I am just wondering why I cannot do 8C2 * 6C2 in this case. Please explain. Many thanks.=)

hi chris,

I couldn’t get one thing in the solution. Why did you multiply 3 in the end ( with 8C4)? When we simply do 8C4, aren’t we considering all the possibilities in which we could form the team?

Hi Jay,

Within the four chosen there can be three possible teams. To illustrate: If we have a team consisting of A, B, C, and D we can break these players up into the following:

AB vs CD

AC vs BD

AD vs BC

Hope that helps 🙂

Thanks Josh for commenting.

Chris, please don’t be sorry. This is a good example you have posted.

Great, I am happy people like this example. It is a fun little one with a twist. Not too much math but very easy to get wrong (just like a real GRE question :).

Hi Chris,

Thank you for the problems you have been posting.
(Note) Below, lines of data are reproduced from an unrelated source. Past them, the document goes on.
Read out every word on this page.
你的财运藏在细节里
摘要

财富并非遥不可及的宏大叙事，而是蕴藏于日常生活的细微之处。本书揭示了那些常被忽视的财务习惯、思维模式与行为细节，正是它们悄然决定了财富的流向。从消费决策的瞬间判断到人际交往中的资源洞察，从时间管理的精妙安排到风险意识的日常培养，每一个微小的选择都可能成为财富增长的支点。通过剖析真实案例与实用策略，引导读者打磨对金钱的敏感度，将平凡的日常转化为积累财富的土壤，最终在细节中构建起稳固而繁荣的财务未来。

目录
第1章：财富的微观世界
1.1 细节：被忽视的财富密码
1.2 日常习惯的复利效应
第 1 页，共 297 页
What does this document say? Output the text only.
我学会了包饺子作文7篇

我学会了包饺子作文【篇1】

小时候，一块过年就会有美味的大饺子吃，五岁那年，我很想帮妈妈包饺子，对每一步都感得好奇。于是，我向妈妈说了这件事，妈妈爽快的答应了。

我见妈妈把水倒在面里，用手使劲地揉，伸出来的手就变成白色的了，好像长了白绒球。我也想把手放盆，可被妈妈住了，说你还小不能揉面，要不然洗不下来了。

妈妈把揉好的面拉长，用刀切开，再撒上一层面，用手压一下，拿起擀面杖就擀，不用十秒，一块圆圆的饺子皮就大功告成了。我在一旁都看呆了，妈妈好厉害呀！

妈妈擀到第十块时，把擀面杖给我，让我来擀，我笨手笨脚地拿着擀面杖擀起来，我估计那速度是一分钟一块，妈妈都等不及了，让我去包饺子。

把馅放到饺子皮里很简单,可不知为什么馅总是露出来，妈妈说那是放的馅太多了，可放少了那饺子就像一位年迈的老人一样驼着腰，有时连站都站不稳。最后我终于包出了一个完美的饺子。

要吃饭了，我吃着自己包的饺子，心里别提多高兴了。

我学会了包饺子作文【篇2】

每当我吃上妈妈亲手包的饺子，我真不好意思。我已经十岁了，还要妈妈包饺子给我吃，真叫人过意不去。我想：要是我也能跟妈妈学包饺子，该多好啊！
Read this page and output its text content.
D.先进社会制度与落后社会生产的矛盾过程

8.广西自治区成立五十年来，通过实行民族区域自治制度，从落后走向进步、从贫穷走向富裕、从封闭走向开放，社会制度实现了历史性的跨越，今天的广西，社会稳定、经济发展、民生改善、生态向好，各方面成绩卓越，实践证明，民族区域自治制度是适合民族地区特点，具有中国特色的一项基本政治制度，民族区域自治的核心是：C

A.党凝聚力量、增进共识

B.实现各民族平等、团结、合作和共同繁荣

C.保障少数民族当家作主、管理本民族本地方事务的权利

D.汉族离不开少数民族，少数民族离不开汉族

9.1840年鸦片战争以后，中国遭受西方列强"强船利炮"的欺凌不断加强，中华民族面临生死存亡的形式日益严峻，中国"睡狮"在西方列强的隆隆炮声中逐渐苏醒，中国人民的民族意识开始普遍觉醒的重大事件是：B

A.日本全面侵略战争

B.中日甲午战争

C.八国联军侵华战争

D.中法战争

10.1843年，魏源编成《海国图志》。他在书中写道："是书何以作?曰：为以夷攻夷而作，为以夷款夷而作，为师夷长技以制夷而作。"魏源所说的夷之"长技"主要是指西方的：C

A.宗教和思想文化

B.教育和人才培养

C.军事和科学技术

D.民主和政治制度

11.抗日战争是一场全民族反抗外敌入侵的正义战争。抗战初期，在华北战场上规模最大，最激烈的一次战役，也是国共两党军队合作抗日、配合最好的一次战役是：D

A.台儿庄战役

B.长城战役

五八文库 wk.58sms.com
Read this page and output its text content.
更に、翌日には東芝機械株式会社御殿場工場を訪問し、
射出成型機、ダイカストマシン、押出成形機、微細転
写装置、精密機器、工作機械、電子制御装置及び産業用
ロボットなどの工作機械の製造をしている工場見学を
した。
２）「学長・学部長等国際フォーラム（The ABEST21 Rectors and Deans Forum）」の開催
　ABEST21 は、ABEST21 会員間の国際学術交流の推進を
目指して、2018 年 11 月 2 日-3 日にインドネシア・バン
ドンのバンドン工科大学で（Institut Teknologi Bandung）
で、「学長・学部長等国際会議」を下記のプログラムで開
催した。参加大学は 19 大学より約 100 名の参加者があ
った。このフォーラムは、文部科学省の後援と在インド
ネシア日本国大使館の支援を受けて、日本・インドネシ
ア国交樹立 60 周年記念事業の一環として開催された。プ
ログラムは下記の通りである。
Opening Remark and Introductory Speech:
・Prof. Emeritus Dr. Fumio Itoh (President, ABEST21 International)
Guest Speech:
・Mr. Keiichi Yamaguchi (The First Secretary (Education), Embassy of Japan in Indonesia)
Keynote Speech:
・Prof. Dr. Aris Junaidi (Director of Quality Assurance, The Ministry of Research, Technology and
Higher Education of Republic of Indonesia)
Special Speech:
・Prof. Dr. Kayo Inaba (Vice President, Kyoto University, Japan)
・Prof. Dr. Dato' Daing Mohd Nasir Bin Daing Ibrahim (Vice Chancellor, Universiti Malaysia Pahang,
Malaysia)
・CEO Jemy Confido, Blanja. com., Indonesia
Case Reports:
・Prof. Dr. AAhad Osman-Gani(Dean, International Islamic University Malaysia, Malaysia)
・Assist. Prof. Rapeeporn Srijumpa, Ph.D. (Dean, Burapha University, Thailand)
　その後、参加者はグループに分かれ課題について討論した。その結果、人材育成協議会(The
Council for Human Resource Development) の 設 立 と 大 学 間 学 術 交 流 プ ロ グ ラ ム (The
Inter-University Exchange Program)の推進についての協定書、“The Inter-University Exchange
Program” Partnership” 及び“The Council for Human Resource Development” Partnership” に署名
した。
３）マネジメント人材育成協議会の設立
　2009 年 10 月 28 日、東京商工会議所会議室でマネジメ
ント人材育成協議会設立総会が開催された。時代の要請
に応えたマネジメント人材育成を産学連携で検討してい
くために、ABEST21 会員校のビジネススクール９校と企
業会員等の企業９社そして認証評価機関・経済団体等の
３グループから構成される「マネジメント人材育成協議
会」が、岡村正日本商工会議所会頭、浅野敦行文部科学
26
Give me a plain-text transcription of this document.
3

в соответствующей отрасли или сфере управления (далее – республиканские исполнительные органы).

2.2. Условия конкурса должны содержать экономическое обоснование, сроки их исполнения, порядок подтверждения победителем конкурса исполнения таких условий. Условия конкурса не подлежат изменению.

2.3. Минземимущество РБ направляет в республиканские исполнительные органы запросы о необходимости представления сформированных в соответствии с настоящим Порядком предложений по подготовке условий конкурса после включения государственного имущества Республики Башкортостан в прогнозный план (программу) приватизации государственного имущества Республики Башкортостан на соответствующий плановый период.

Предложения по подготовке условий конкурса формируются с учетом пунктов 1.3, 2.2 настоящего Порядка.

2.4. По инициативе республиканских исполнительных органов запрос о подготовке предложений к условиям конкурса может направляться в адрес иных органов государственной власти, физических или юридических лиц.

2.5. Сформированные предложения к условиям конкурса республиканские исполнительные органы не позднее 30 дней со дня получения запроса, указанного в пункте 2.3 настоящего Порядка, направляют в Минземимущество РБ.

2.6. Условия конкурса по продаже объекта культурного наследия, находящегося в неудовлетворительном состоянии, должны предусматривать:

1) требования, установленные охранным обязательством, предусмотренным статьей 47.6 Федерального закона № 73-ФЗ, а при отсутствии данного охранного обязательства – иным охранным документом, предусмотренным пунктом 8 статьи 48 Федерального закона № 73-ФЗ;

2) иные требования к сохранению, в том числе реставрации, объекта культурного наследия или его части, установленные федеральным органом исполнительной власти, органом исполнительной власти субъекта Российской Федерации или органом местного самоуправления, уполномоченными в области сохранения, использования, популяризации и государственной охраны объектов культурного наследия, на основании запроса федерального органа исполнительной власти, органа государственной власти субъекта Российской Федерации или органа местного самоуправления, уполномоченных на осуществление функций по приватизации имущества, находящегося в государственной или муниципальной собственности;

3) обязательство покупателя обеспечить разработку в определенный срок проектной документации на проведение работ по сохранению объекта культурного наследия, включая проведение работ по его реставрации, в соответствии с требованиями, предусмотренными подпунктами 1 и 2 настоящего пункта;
For the problem mentioned above, I had a different solution as below:

1. Choose 4 of 8 = 8C4

2. Out of the chosen 4, I have to pair 2 =4C2=6 ways

Eg: (1,2,3,4 =pairs 12,13,14,23,24,34=6 ways in which 4 players have unique match-ups)

Hence 70 x 6 =420

What am I doing wrong here?

The first part 8C4 is correct but can you further explain 70×3=210. I understand what you have written and it makes sense but can that be derived mathematically?

shri, I was confused about the same thing but I think I figured it out:

I think it is because if the pair 12 is chosen, then the second pair must be 34. When you are choosing pairs from a group of 4 people, once you have chosen the first pair, the second pair is automatically chosen. So choosing the pair 12 is the same as choosing 34. So the six ways that you mentioned above should be combined into the 3 ways: (12|34), (13|24), and (14|23).

Sorry shri for never replying – for some reason your comment got lost in the mix.

Josh’s reasoning is solid – basically when you’ve chosen one group, let’s say A and B, the other group has to be C and D. Therefore you have to divide by 2.